Final analysis — a pragmatic modernization, but not pain‑free​

Microsoft’s move to stop publishing new legacy V3/V4 printer drivers via Windows Update is a coherent step toward a modern, more secure and manageable printing platform. The technical merits are clear: fewer privileged third‑party binaries, a standards‑based inbox driver (IPP), and Store‑delivered PSAs that reduce patch cycles and the potential for instability. Microsoft’s documentation and partner guidance define a careful, staged rollout with explicit exceptions and submission rules.
That said, the transition is operationally consequential. The immediate winners are users and organizations with modern, Mopria‑compliant hardware and vendors who adopt PSAs quickly. The short‑to‑medium‑term losers are customers with large, heterogeneous fleets of older printers and vendors who do not invest in PSAs or firmware updates.
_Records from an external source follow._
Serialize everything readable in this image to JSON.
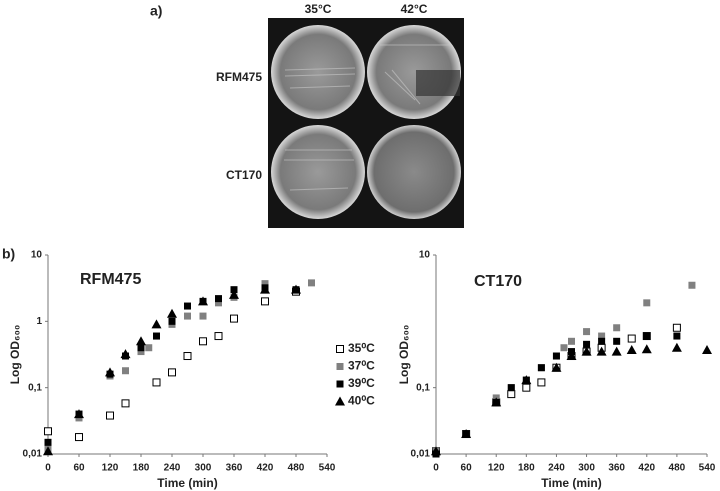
{
  "figure": {
    "panel_a": {
      "label": "a)",
      "columns": [
        "35°C",
        "42°C"
      ],
      "rows": [
        "RFM475",
        "CT170"
      ]
    },
    "panel_b_label": "b)"
  },
  "chart_data": [
    {
      "type": "scatter",
      "title": "RFM475",
      "xlabel": "Time (min)",
      "ylabel": "Log OD₆₀₀",
      "log_y": true,
      "grid": false,
      "legend": "right",
      "xlim": [
        0,
        540
      ],
      "xticks": [
        0,
        60,
        120,
        180,
        240,
        300,
        360,
        420,
        480,
        540
      ],
      "ylim": [
        0.01,
        10
      ],
      "yticks": [
        {
          "value": 0.01,
          "label": "0,01"
        },
        {
          "value": 0.1,
          "label": "0,1"
        },
        1,
        10
      ],
      "series": [
        {
          "name": "35⁰C",
          "marker": "open-square",
          "color": "#000000",
          "x": [
            0,
            60,
            120,
            150,
            210,
            240,
            270,
            300,
            330,
            360,
            420,
            480
          ],
          "values": [
            0.022,
            0.018,
            0.038,
            0.058,
            0.12,
            0.17,
            0.3,
            0.5,
            0.6,
            1.1,
            2,
            2.8
          ]
        },
        {
          "name": "37⁰C",
          "marker": "square",
          "color": "#808080",
          "x": [
            0,
            60,
            120,
            150,
            180,
            195,
            210,
            240,
            270,
            300,
            330,
            360,
            420,
            510
          ],
          "values": [
            0.012,
            0.035,
            0.15,
            0.18,
            0.35,
            0.4,
            0.6,
            0.9,
            1.2,
            1.2,
            1.9,
            2.3,
            3.7,
            3.8
          ]
        },
        {
          "name": "39⁰C",
          "marker": "square",
          "color": "#000000",
          "x": [
            0,
            60,
            120,
            150,
            180,
            210,
            240,
            270,
            300,
            330,
            360,
            420,
            480
          ],
          "values": [
            0.015,
            0.04,
            0.16,
            0.3,
            0.4,
            0.6,
            1.0,
            1.7,
            2,
            2.2,
            3,
            3.2,
            3
          ]
        },
        {
          "name": "40⁰C",
          "marker": "triangle",
          "color": "#000000",
          "x": [
            0,
            60,
            120,
            150,
            180,
            210,
            240,
            300,
            360,
            420,
            480
          ],
          "values": [
            0.011,
            0.04,
            0.17,
            0.32,
            0.5,
            0.9,
            1.3,
            2,
            2.5,
            3,
            3
          ]
        }
      ]
    },
    {
      "type": "scatter",
      "title": "CT170",
      "xlabel": "Time (min)",
      "ylabel": "Log OD₆₀₀",
      "log_y": true,
      "grid": false,
      "xlim": [
        0,
        540
      ],
      "xticks": [
        0,
        60,
        120,
        180,
        240,
        300,
        360,
        420,
        480,
        540
      ],
      "ylim": [
        0.01,
        10
      ],
      "yticks": [
        {
          "value": 0.01,
          "label": "0,01"
        },
        {
          "value": 0.1,
          "label": "0,1"
        },
        10
      ],
      "series": [
        {
          "marker": "open-square",
          "color": "#000000",
          "x": [
            0,
            60,
            120,
            150,
            180,
            210,
            240,
            270,
            300,
            330,
            390,
            420,
            480
          ],
          "values": [
            0.011,
            0.02,
            0.06,
            0.08,
            0.1,
            0.12,
            0.2,
            0.3,
            0.35,
            0.4,
            0.55,
            0.6,
            0.8
          ]
        },
        {
          "marker": "square",
          "color": "#808080",
          "x": [
            0,
            60,
            120,
            150,
            180,
            210,
            240,
            255,
            270,
            300,
            330,
            360,
            420,
            510
          ],
          "values": [
            0.011,
            0.02,
            0.07,
            0.1,
            0.13,
            0.2,
            0.3,
            0.4,
            0.5,
            0.7,
            0.6,
            0.8,
            1.9,
            3.5
          ]
        },
        {
          "marker": "square",
          "color": "#000000",
          "x": [
            0,
            60,
            120,
            150,
            180,
            210,
            240,
            270,
            300,
            330,
            360,
            420,
            480
          ],
          "values": [
            0.01,
            0.02,
            0.06,
            0.1,
            0.13,
            0.2,
            0.3,
            0.35,
            0.45,
            0.5,
            0.5,
            0.6,
            0.6
          ]
        },
        {
          "marker": "triangle",
          "color": "#000000",
          "x": [
            0,
            60,
            120,
            180,
            240,
            270,
            300,
            330,
            360,
            390,
            420,
            480,
            540
          ],
          "values": [
            0.011,
            0.02,
            0.06,
            0.13,
            0.2,
            0.3,
            0.35,
            0.35,
            0.35,
            0.37,
            0.38,
            0.4,
            0.37
          ]
        }
      ]
    }
  ]
}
For those groups, the change imposes real work: inventorying, testing, vendor pressure, and, in some cases, capital replacement decisions.
Security remains a compelling justification: Print subsystem vulnerabilities have historically enabled high‑severity exploits, and reducing the number of privileged vendor drivers is a defensible way to reduce systemic risk. But security gains will depend on vendor adoption of PSAs and Microsoft’s continued commitment to clear guidance and reasonable exception handling.
For IT teams, the calendar is firm enough to demand action. Treat this as a scheduled migration project: inventory, pilot, pressure vendors for PSAs or supported installers, and build a fallback repository for legacy installers where necessary. The change will hurt at the edges, but approached deliberately, it promises a simpler, safer printing platform in the medium term.

Conclusion
Microsoft’s deprecation of Windows Update distribution for legacy V3/V4 printer drivers is a deliberate, documented attempt to modernize the print platform by defaulting to the Microsoft IPP Class Driver and Mopria standards while moving vendor‑specific features into Store‑delivered Print Support Apps. The move improves security and manageability for the majority but imposes a tangible migration burden on environments with older or highly specialized printers. Start inventories, begin lab testing, and press vendors now — the calendar is set and the long tail of legacy drivers will not be serviced the same way going forward.